Roasted red bell pepper spread
recipe and photographs by Veronica Yudkevich
My oldest daughter is a big lover of peppers, so I started making this spread especially for her. It was quite a success from the start, but lately has become even better with the addition of the smoked paprika that adds a hint of a smoky-fiery flavor.
smoky Roasted red bell pepper Dip
Ingredients (makes about 1 ½ cup):
6 red bell peppers
1-2 garlic cloves, coarsely chopped
1 tsp dry thyme (wild thyme if available) or 5 sprigs of fresh thyme
¼ cup olive oil (divided)
1-2 Tbsp white wine vinegar
¼ tsp smoked paprika (optional, but recommended)

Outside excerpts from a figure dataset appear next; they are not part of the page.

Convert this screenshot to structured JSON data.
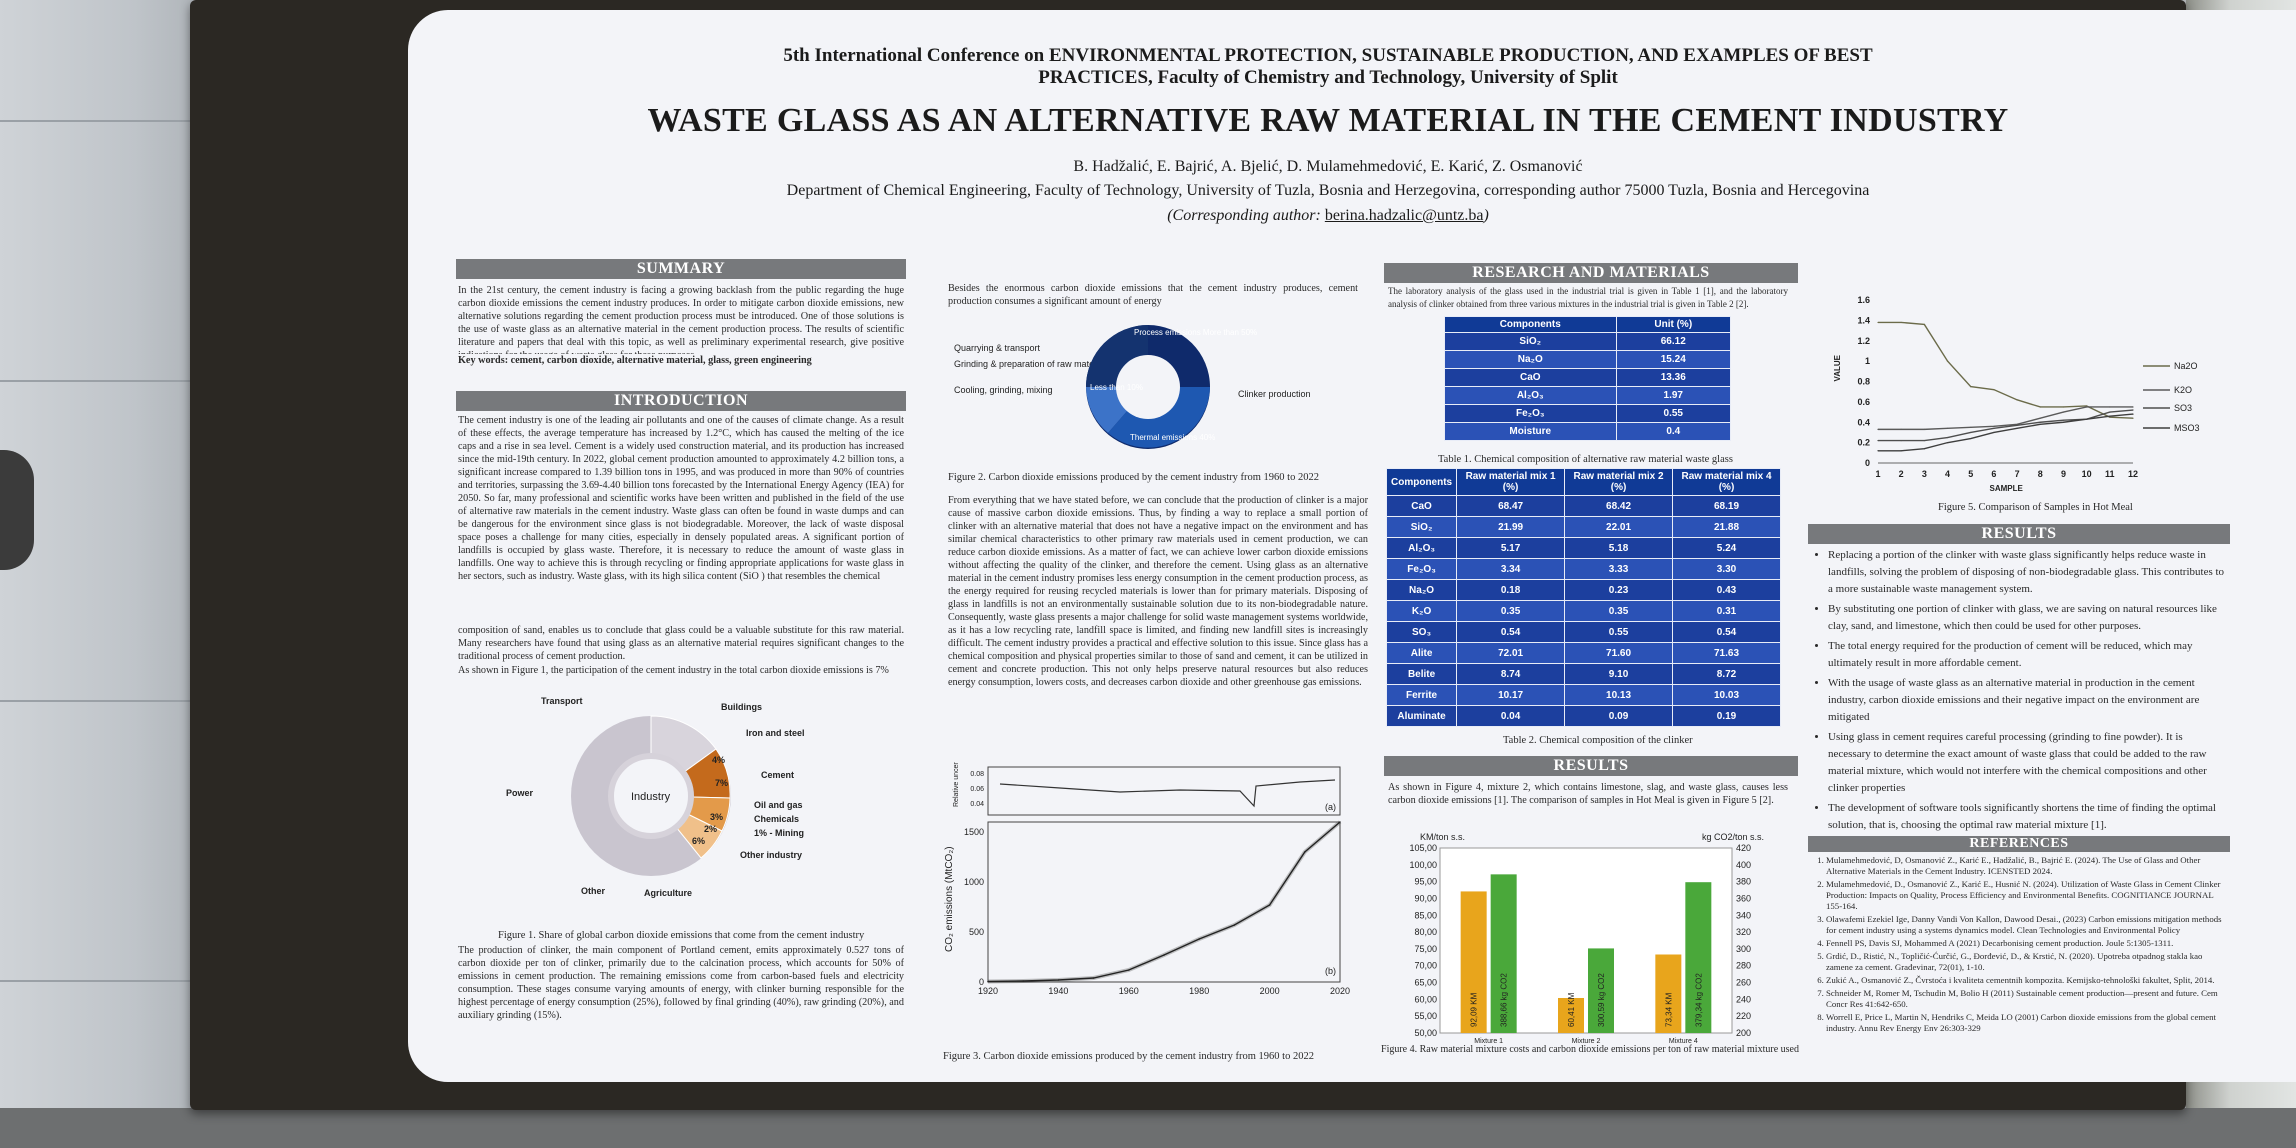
{
  "header": {
    "line1": "5th International Conference on ENVIRONMENTAL PROTECTION, SUSTAINABLE PRODUCTION, AND EXAMPLES OF BEST",
    "line2": "PRACTICES, Faculty of Chemistry and Technology, University of Split",
    "title": "WASTE GLASS AS AN ALTERNATIVE RAW MATERIAL IN THE CEMENT INDUSTRY",
    "authors": "B. Hadžalić, E. Bajrić, A. Bjelić, D. Mulamehmedović, E. Karić, Z. Osmanović",
    "department": "Department of Chemical Engineering, Faculty of Technology, University of Tuzla, Bosnia and Herzegovina, corresponding author 75000 Tuzla, Bosnia and Hercegovina",
    "corresponding_prefix": "(Corresponding author:",
    "corresponding_email": "berina.hadzalic@untz.ba",
    "corresponding_suffix": ")"
  },
  "sections": {
    "summary_title": "SUMMARY",
    "summary_text": "In the 21st century, the cement industry is facing a growing backlash from the public regarding the huge carbon dioxide emissions the cement industry produces. In order to mitigate carbon dioxide emissions, new alternative solutions regarding the cement production process must be introduced. One of those solutions is the use of waste glass as an alternative material in the cement production process. The results of scientific literature and papers that deal with this topic, as well as preliminary experimental research, give positive indications for the usage of waste glass for these purposes.",
    "keywords": "Key words: cement, carbon dioxide, alternative material, glass, green engineering",
    "intro_title": "INTRODUCTION",
    "intro_text": "The cement industry is one of the leading air pollutants and one of the causes of climate change. As a result of these effects, the average temperature has increased by 1.2°C, which has caused the melting of the ice caps and a rise in sea level. Cement is a widely used construction material, and its production has increased since the mid-19th century. In 2022, global cement production amounted to approximately 4.2 billion tons, a significant increase compared to 1.39 billion tons in 1995, and was produced in more than 90% of countries and territories, surpassing the 3.69-4.40 billion tons forecasted by the International Energy Agency (IEA) for 2050. So far, many professional and scientific works have been written and published in the field of the use of alternative raw materials in the cement industry. Waste glass can often be found in waste dumps and can be dangerous for the environment since glass is not biodegradable. Moreover, the lack of waste disposal space poses a challenge for many cities, especially in densely populated areas. A significant portion of landfills is occupied by glass waste. Therefore, it is necessary to reduce the amount of waste glass in landfills. One way to achieve this is through recycling or finding appropriate applications for waste glass in her sectors, such as industry. Waste glass, with its high silica content (SiO ) that resembles the chemical",
    "intro_text2": "composition of sand, enables us to conclude that glass could be a valuable substitute for this raw material. Many researchers have found that using glass as an alternative material requires significant changes to the traditional process of cement production.",
    "intro_text3": "As shown in Figure 1, the participation of the cement industry in the total carbon dioxide emissions is 7%",
    "fig1_caption": "Figure 1. Share of global carbon dioxide emissions that come from the cement industry",
    "fig1_text": "The production of clinker, the main component of Portland cement, emits approximately 0.527 tons of carbon dioxide per ton of clinker, primarily due to the calcination process, which accounts for 50% of emissions in cement production. The remaining emissions come from carbon-based fuels and electricity consumption. These stages consume varying amounts of energy, with clinker burning responsible for the highest percentage of energy consumption (25%), followed by final grinding (40%), raw grinding (20%), and auxiliary grinding (15%).",
    "col2_top": "Besides the enormous carbon dioxide emissions that the cement industry produces, cement production consumes a significant amount of energy",
    "fig2_caption": "Figure 2. Carbon dioxide emissions produced by the cement industry from 1960 to 2022",
    "col2_text": "From everything that we have stated before, we can conclude that the production of clinker is a major cause of massive carbon dioxide emissions. Thus, by finding a way to replace a small portion of clinker with an alternative material that does not have a negative impact on the environment and has similar chemical characteristics to other primary raw materials used in cement production, we can reduce carbon dioxide emissions. As a matter of fact, we can achieve lower carbon dioxide emissions without affecting the quality of the clinker, and therefore the cement. Using glass as an alternative material in the cement industry promises less energy consumption in the cement production process, as the energy required for reusing recycled materials is lower than for primary materials. Disposing of glass in landfills is not an environmentally sustainable solution due to its non-biodegradable nature. Consequently, waste glass presents a major challenge for solid waste management systems worldwide, as it has a low recycling rate, landfill space is limited, and finding new landfill sites is increasingly difficult. The cement industry provides a practical and effective solution to this issue. Since glass has a chemical composition and physical properties similar to those of sand and cement, it can be utilized in cement and concrete production. This not only helps preserve natural resources but also reduces energy consumption, lowers costs, and decreases carbon dioxide and other greenhouse gas emissions.",
    "fig3_caption": "Figure 3. Carbon dioxide emissions produced by the cement industry from 1960 to 2022",
    "research_title": "RESEARCH AND MATERIALS",
    "research_text": "The laboratory analysis of the glass used in the industrial trial is given in Table 1 [1], and the laboratory analysis of clinker obtained from three various mixtures in the industrial trial is given in Table 2 [2].",
    "table1_caption": "Table 1. Chemical composition of alternative raw material waste glass",
    "table2_caption": "Table 2. Chemical composition of the clinker",
    "results_title": "RESULTS",
    "results_text": "As shown in Figure 4, mixture 2, which contains limestone, slag, and waste glass, causes less carbon dioxide emissions [1]. The comparison of samples in Hot Meal is given in Figure 5 [2].",
    "fig4_caption": "Figure 4. Raw material mixture costs and carbon dioxide emissions per ton of raw material mixture used",
    "fig5_caption": "Figure 5. Comparison of Samples in Hot Meal",
    "results2_title": "RESULTS",
    "references_title": "REFERENCES"
  },
  "fig1": {
    "center_label": "Industry",
    "labels": [
      "Transport",
      "Buildings",
      "Iron and steel",
      "Cement",
      "Oil and gas",
      "Chemicals",
      "1% - Mining",
      "Other industry",
      "Agriculture",
      "Other",
      "Power"
    ],
    "pct": [
      "7%",
      "4%",
      "3%",
      "2%",
      "6%"
    ]
  },
  "fig2": {
    "legend": [
      "Quarrying & transport",
      "Grinding & preparation of raw materials",
      "Cooling, grinding, mixing"
    ],
    "center_top": "Process emissions More than 50%",
    "left_seg": "Less than 10%",
    "bottom_seg": "Thermal emissions 40%",
    "right_label": "Clinker production"
  },
  "table1": {
    "headers": [
      "Components",
      "Unit (%)"
    ],
    "rows": [
      [
        "SiO₂",
        "66.12"
      ],
      [
        "Na₂O",
        "15.24"
      ],
      [
        "CaO",
        "13.36"
      ],
      [
        "Al₂O₃",
        "1.97"
      ],
      [
        "Fe₂O₃",
        "0.55"
      ],
      [
        "Moisture",
        "0.4"
      ]
    ]
  },
  "table2": {
    "headers": [
      "Components",
      "Raw material mix 1 (%)",
      "Raw material mix 2 (%)",
      "Raw material mix 4 (%)"
    ],
    "rows": [
      [
        "CaO",
        "68.47",
        "68.42",
        "68.19"
      ],
      [
        "SiO₂",
        "21.99",
        "22.01",
        "21.88"
      ],
      [
        "Al₂O₃",
        "5.17",
        "5.18",
        "5.24"
      ],
      [
        "Fe₂O₃",
        "3.34",
        "3.33",
        "3.30"
      ],
      [
        "Na₂O",
        "0.18",
        "0.23",
        "0.43"
      ],
      [
        "K₂O",
        "0.35",
        "0.35",
        "0.31"
      ],
      [
        "SO₃",
        "0.54",
        "0.55",
        "0.54"
      ],
      [
        "Alite",
        "72.01",
        "71.60",
        "71.63"
      ],
      [
        "Belite",
        "8.74",
        "9.10",
        "8.72"
      ],
      [
        "Ferrite",
        "10.17",
        "10.13",
        "10.03"
      ],
      [
        "Aluminate",
        "0.04",
        "0.09",
        "0.19"
      ]
    ]
  },
  "results_bullets": [
    "Replacing a portion of the clinker with waste glass significantly helps reduce waste in landfills, solving the problem of disposing of non-biodegradable glass. This contributes to a more sustainable waste management system.",
    "By substituting one portion of clinker with glass, we are saving on natural resources like clay, sand, and limestone, which then could be used for other purposes.",
    "The total energy required for the production of cement will be reduced, which may ultimately result in more affordable cement.",
    "With the usage of waste glass as an alternative material in production in the cement industry, carbon dioxide emissions and their negative impact on the environment are mitigated",
    "Using glass in cement requires careful processing (grinding to fine powder). It is necessary to determine the exact amount of waste glass that could be added to the raw material mixture, which would not interfere with the chemical compositions and other clinker properties",
    "The development of software tools significantly shortens the time of finding the optimal solution, that is, choosing the optimal raw material mixture [1]."
  ],
  "references": [
    "Mulamehmedović, D, Osmanović Z., Karić E., Hadžalić, B., Bajrić E. (2024). The Use of Glass and Other Alternative Materials in the Cement Industry. ICENSTED 2024.",
    "Mulamehmedović, D., Osmanović Z., Karić E., Husnić N. (2024). Utilization of Waste Glass in Cement Clinker Production: Impacts on Quality, Process Efficiency and Environmental Benefits. COGNITIANCE JOURNAL 155-164.",
    "Olawafemi Ezekiel Ige, Danny Vandi Von Kallon, Dawood Desai., (2023) Carbon emissions mitigation methods for cement industry using a systems dynamics model. Clean Technologies and Environmental Policy",
    "Fennell PS, Davis SJ, Mohammed A (2021) Decarbonising cement production. Joule 5:1305-1311.",
    "Grdić, D., Ristić, N., Topličić-Ćurčić, G., Đorđević, D., & Krstić, N. (2020). Upotreba otpadnog stakla kao zamene za cement. Građevinar, 72(01), 1-10.",
    "Zukić A., Osmanović Z., Čvrstoća i kvaliteta cementnih kompozita. Kemijsko-tehnološki fakultet, Split, 2014.",
    "Schneider M, Romer M, Tschudin M, Bolio H (2011) Sustainable cement production—present and future. Cem Concr Res 41:642-650.",
    "Worrell E, Price L, Martin N, Hendriks C, Meida LO (2001) Carbon dioxide emissions from the global cement industry. Annu Rev Energy Env 26:303-329"
  ],
  "chart_data": [
    {
      "type": "line",
      "title": "Figure 3",
      "ylabel": "CO₂ emissions (MtCO₂)",
      "x": [
        1920,
        1930,
        1940,
        1950,
        1960,
        1970,
        1980,
        1990,
        2000,
        2010,
        2020
      ],
      "values": [
        5,
        10,
        20,
        40,
        120,
        270,
        430,
        570,
        770,
        1300,
        1600
      ],
      "xlim": [
        1920,
        2020
      ],
      "ylim": [
        0,
        1600
      ],
      "yticks": [
        0,
        500,
        1000,
        1500
      ],
      "xticks": [
        1920,
        1940,
        1960,
        1980,
        2000,
        2020
      ],
      "inset_ticks": [
        "0.08",
        "0.06",
        "0.04"
      ],
      "inset_label": "Relative uncertainty",
      "panel_labels": [
        "(a)",
        "(b)"
      ]
    },
    {
      "type": "bar",
      "title": "",
      "left_axis_label": "KM/ton s.s.",
      "right_axis_label": "kg CO2/ton s.s.",
      "categories": [
        "Mixture 1",
        "Mixture 2",
        "Mixture 4"
      ],
      "series": [
        {
          "name": "KM",
          "values": [
            92.09,
            60.41,
            73.34
          ],
          "labels": [
            "92,09 KM",
            "60,41 KM",
            "73,34 KM"
          ],
          "color": "#e8a51c"
        },
        {
          "name": "kg CO2",
          "values": [
            388.66,
            300.59,
            379.34
          ],
          "labels": [
            "388,66 kg CO2",
            "300,59 kg CO2",
            "379,34 kg CO2"
          ],
          "color": "#4aa83a"
        }
      ],
      "ylim_left": [
        50,
        105
      ],
      "ylim_right": [
        200,
        420
      ],
      "left_ticks": [
        "105,00",
        "100,00",
        "95,00",
        "90,00",
        "85,00",
        "80,00",
        "75,00",
        "70,00",
        "65,00",
        "60,00",
        "55,00",
        "50,00"
      ],
      "right_ticks": [
        "420",
        "400",
        "380",
        "360",
        "340",
        "320",
        "300",
        "280",
        "260",
        "240",
        "220",
        "200"
      ]
    },
    {
      "type": "line",
      "title": "",
      "xlabel": "SAMPLE",
      "ylabel": "VALUE",
      "x": [
        1,
        2,
        3,
        4,
        5,
        6,
        7,
        8,
        9,
        10,
        11,
        12
      ],
      "ylim": [
        0,
        1.6
      ],
      "yticks": [
        "1.6",
        "1.4",
        "1.2",
        "1",
        "0.8",
        "0.6",
        "0.4",
        "0.2",
        "0"
      ],
      "series": [
        {
          "name": "Na2O",
          "values": [
            1.38,
            1.38,
            1.36,
            1.0,
            0.75,
            0.72,
            0.62,
            0.55,
            0.55,
            0.56,
            0.45,
            0.44
          ]
        },
        {
          "name": "K2O",
          "values": [
            0.33,
            0.33,
            0.33,
            0.34,
            0.35,
            0.36,
            0.38,
            0.44,
            0.5,
            0.55,
            0.55,
            0.55
          ]
        },
        {
          "name": "SO3",
          "values": [
            0.22,
            0.22,
            0.22,
            0.25,
            0.3,
            0.34,
            0.37,
            0.4,
            0.42,
            0.43,
            0.5,
            0.52
          ]
        },
        {
          "name": "MSO3",
          "values": [
            0.12,
            0.12,
            0.14,
            0.2,
            0.24,
            0.3,
            0.34,
            0.38,
            0.4,
            0.43,
            0.46,
            0.48
          ]
        }
      ]
    }
  ]
}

Preheat the oven to 200°C. Line a baking tray with parchment paper; lightly drizzle bell peppers with 1 Tbsp of olive oil and toss to coat. Bake for about 45 minutes until the peppers are a little burned and soft.
Transfer into a bowl, cover tightly with a plastic bag and leave to sweat for about 20 minutes; this will make the peeling so much easier. Peel the peppers and discard the seeds. Transfer to a colander and leave for another 20 minutes to drain excess fluids.
In a food processor pulse the drained peppers with garlic and thyme for 1-2 min until finely chopped. Add the rest of the ingredients and pulse to reach the desired consistency. Adjust seasoning and oil/vinegar to your taste.